For Daily News staffers like Mariel Garza, who covered Los Angeles City Hall for two years and has been a Daily News editorial writer for the past four years, the slow bleed in Woodland Hills has been akin to watching a friend succumb to a terminal illness.
Garza said the recent layoffs, coupled with a long period of attrition, have left the San Fernando Valley newsroom demoralized and fearing the paper’s demise.
“It’s like watching a loved one that’s wasting away from Alzheimer’s,” Garza said. “It’s tragic to watch.”

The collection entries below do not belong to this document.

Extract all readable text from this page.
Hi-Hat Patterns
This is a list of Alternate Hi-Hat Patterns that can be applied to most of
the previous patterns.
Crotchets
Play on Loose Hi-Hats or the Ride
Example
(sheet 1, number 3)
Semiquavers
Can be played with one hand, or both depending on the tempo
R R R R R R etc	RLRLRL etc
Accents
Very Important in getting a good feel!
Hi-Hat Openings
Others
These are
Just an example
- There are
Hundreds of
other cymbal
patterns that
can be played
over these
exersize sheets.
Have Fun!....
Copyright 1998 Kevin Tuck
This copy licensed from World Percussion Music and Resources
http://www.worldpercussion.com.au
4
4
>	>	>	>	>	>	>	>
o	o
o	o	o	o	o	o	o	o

With each acquisition, Singleton and his lieutenants had talked of streamlining and consolidating operations as a way to make the newspapers more efficient and to free up resources that they insisted would improve coverage and boost readership. They promised reporters and readers alike a renewed sense of purpose and vitality in the papers’ pages.

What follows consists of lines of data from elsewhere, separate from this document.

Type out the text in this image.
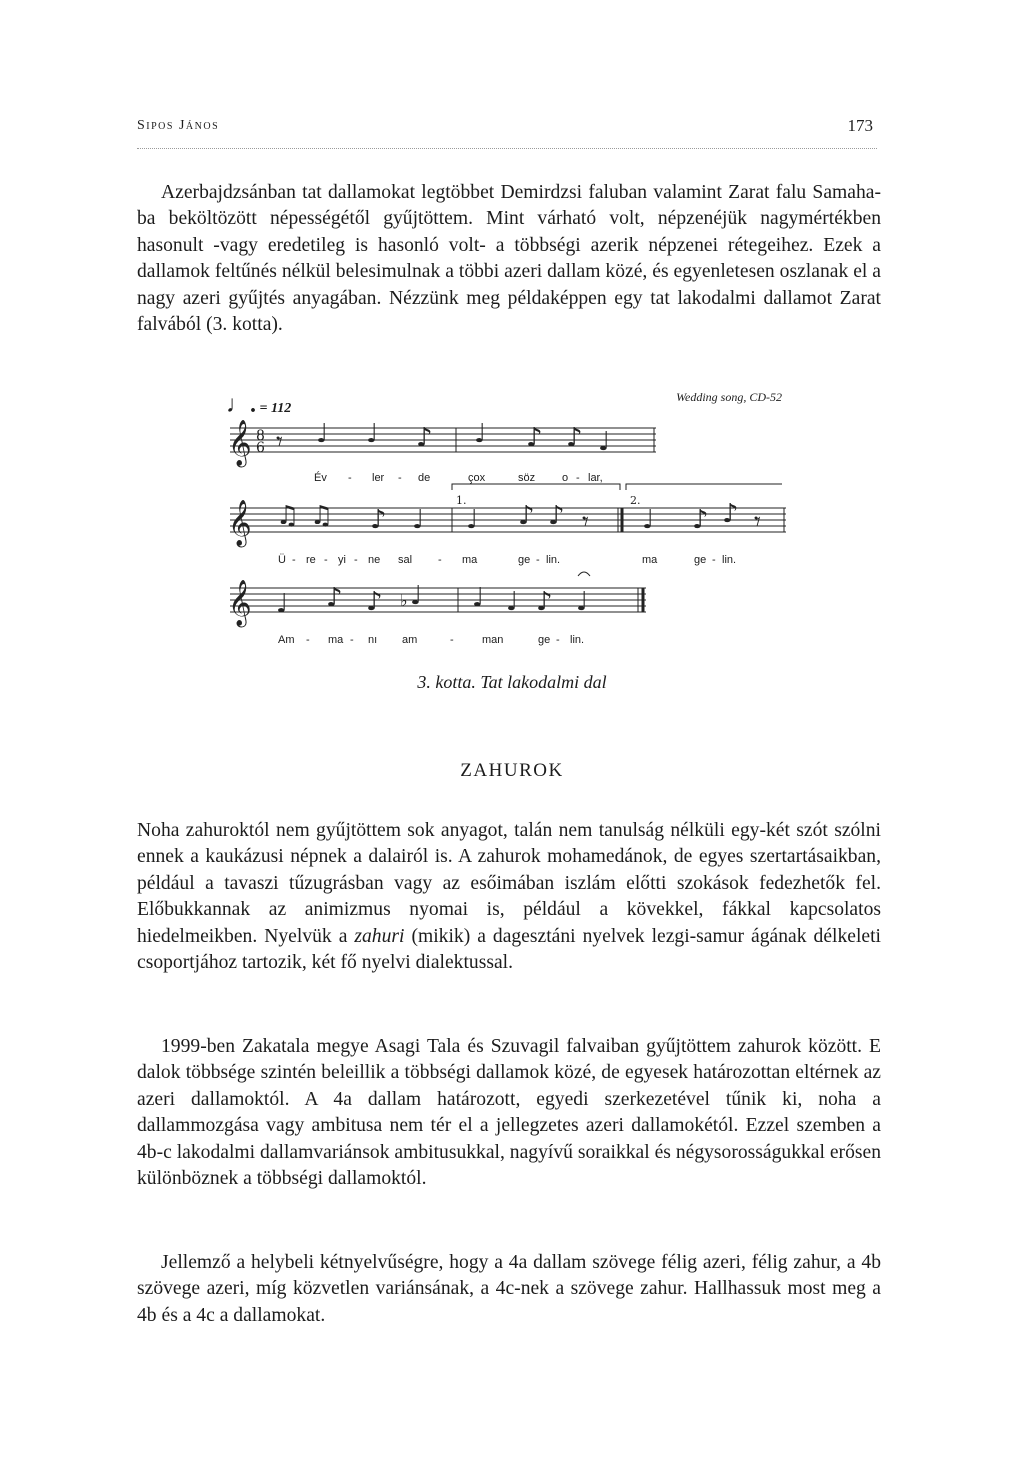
Sipos János	173

Azerbajdzsánban tat dallamokat legtöbbet Demirdzsi faluban valamint Zarat falu Samaha-ba beköltözött népességétől gyűjtöttem. Mint várható volt, népzenéjük nagymértékben hasonult -vagy eredetileg is hasonló volt- a többségi azerik népzenei rétegeihez. Ezek a dallamok feltűnés nélkül belesimulnak a többi azeri dallam közé, és egyenletesen oszlanak el a nagy azeri gyűjtés anyagában. Nézzünk meg példaképpen egy tat lakodalmi dallamot Zarat falvából (3. kotta).

♩. = 112
Wedding song, CD-52
𝄞 8
6
𝄞
𝄞
1.	2.
𝄾 ♩ ♩ ♪ ♩ ♪ ♪ ♩
♫ ♫ ♪ ♩ ♩ ♪ ♪ 𝄾 ♩ ♪ ♪ 𝄾
♩ ♪ ♪ ♭ ♩ ♩ ♩ ♪ ♩
Év - ler - de	çox	söz o - lar,
Ü - re - yi - ne sal - ma	ge - lin.	ma	ge - lin.
Am - ma - nı am	-	man	ge - lin.
3. kotta. Tat lakodalmi dal
ZAHUROK

Noha zahuroktól nem gyűjtöttem sok anyagot, talán nem tanulság nélküli egy-két szót szólni ennek a kaukázusi népnek a dalairól is. A zahurok mohamedánok, de egyes szertartásaikban, például a tavaszi tűzugrásban vagy az esőimában iszlám előtti szokások fedezhetők fel. Előbukkannak az animizmus nyomai is, például a kövekkel, fákkal kapcsolatos hiedelmeikben. Nyelvük a zahuri (mikik) a dagesztáni nyelvek lezgi-samur ágának délkeleti csoportjához tartozik, két fő nyelvi dialektussal.

1999-ben Zakatala megye Asagi Tala és Szuvagil falvaiban gyűjtöttem zahurok között. E dalok többsége szintén beleillik a többségi dallamok közé, de egyesek határozottan eltérnek az azeri dallamoktól. A 4a dallam határozott, egyedi szerkezetével tűnik ki, noha a dallammozgása vagy ambitusa nem tér el a jellegzetes azeri dallamokétól. Ezzel szemben a 4b-c lakodalmi dallamvariánsok ambitusukkal, nagyívű soraikkal és négysorosságukkal erősen különböznek a többségi dallamoktól.

Jellemző a helybeli kétnyelvűségre, hogy a 4a dallam szövege félig azeri, félig zahur, a 4b szövege azeri, míg közvetlen variánsának, a 4c-nek a szövege zahur. Hallhassuk most meg a 4b és a 4c a dallamokat.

At first, many of the papers sparkled with juicy local stories. But lately, there’s been a slow-motion implosion of hiring freezes, budget cuts, positions eliminated through attrition, firings and layoffs. All the way through, editors like Steve Lambert, who oversees both the Bulletin and The Sun, have dashed off surreal e-mail memos to staffers, like one on August 20 of last year, citing the need to find “more efficiencies” in “potential synergies.”

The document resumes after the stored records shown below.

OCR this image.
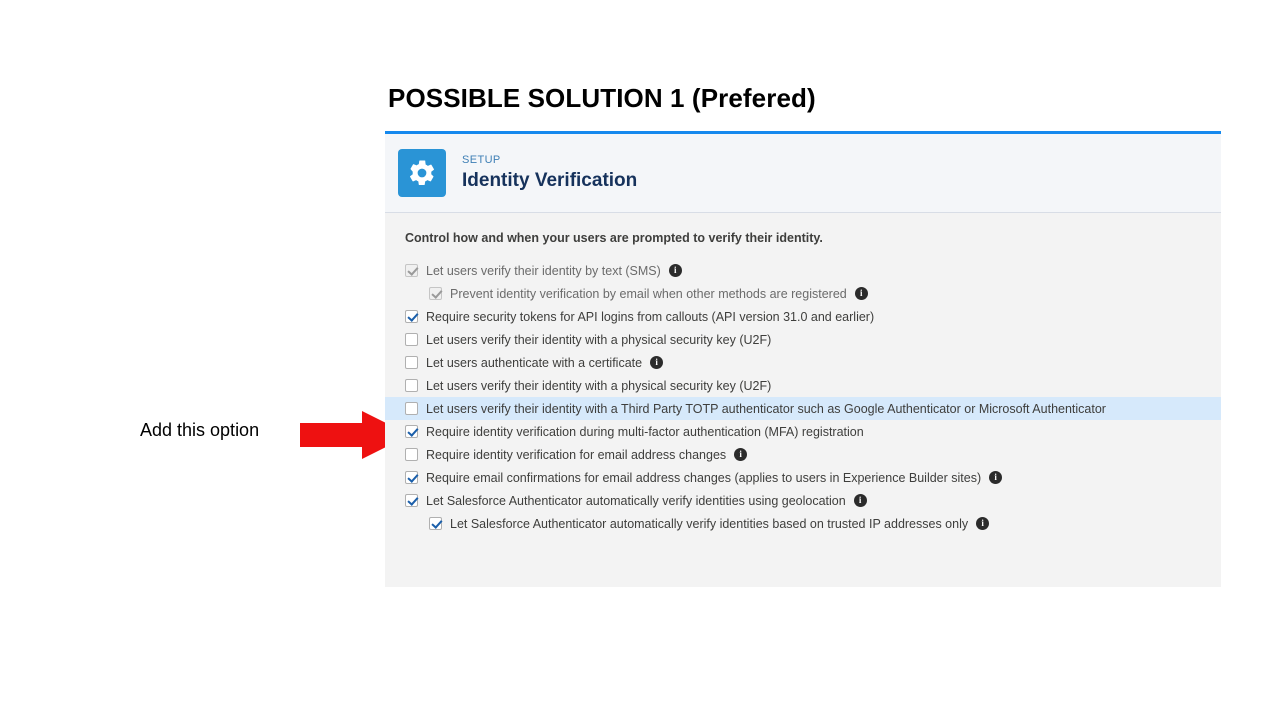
POSSIBLE SOLUTION 1 (Prefered)
Add this option
SETUP
Identity Verification
Control how and when your users are prompted to verify their identity.
Let users verify their identity by text (SMS)	i
Prevent identity verification by email when other methods are registered	i
Require security tokens for API logins from callouts (API version 31.0 and earlier)
Let users verify their identity with a physical security key (U2F)
Let users authenticate with a certificate	i
Let users verify their identity with a physical security key (U2F)
Let users verify their identity with a Third Party TOTP authenticator such as Google Authenticator or Microsoft Authenticator
Require identity verification during multi-factor authentication (MFA) registration
Require identity verification for email address changes	i
Require email confirmations for email address changes (applies to users in Experience Builder sites)	i
Let Salesforce Authenticator automatically verify identities using geolocation	i
Let Salesforce Authenticator automatically verify identities based on trusted IP addresses only	i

The Pomona Valley's Bulletin is “a ghost town now,” photojournalist Weis says. “They’ve arrived at the ultimate ‘consolidation’: They put a local story on the front page with a photo, fill the rest of the shrinking news pages with wire and copy from sister papers, and sell it to readers as their ‘hometown newspaper.’ ” *
Segura at the Press-Telegram agrees and says his local guild wants to see reporters from other newspapers identified as such, instead of datelines from Woodland Hills or San Bernardino in the Long Beach newspaper placed on stories written by distant reporters identified as “staff writers.”
“They want to give the readers the impression that these are our reporters,” Segura says, “and they’re not.”
Garza at the Daily News seems more resigned than angry. “I think the model of corporate journalism is failing, and a lot of people see malicious intent on the part of Dean Singleton,” she says. “But I don’t. I don’t see it as some dastardly scheme.”
But if Singleton’s not pursuing a “buy and bleed” strategy with his papers, Garza concedes, there doesn’t seem to be much of a long-term vision. “I don’t know if the ‘money people’ realize that readers do notice what’s happening,” she says. “They see the changes in the newspaper and they are angry.”
As the journalists still working for Singleton send out their résumés, Weis is hitting the gym more often, pondering what his future holds now that he’s in his mid-50s and looking for work.
“Look, 20 years ago, I could have gone across the street to the Tribune, or down the road to the Breeze, or maybe a little farther down the road to another paper and been hired on the spot,” he says. “There was competition then. Journalists were screwed the minute Singleton was allowed to buy nearly every paper within a hundred miles and start squeezing the life out of them.”
* Correction: Due to an editing error, the article originally stated that the Daily Bulletin is in Pomona. It is in the Pomona Valley in the city of Ontario. Also, the story erred in reporting that the Long Beach Press-Telegram’s editor duties are being taken over by the Daily Breeze. The Press-Telegram’s manager editor duties are being taken over, while the job of editor, held by Rich Archbold, is being preserved at the Press-Telegram.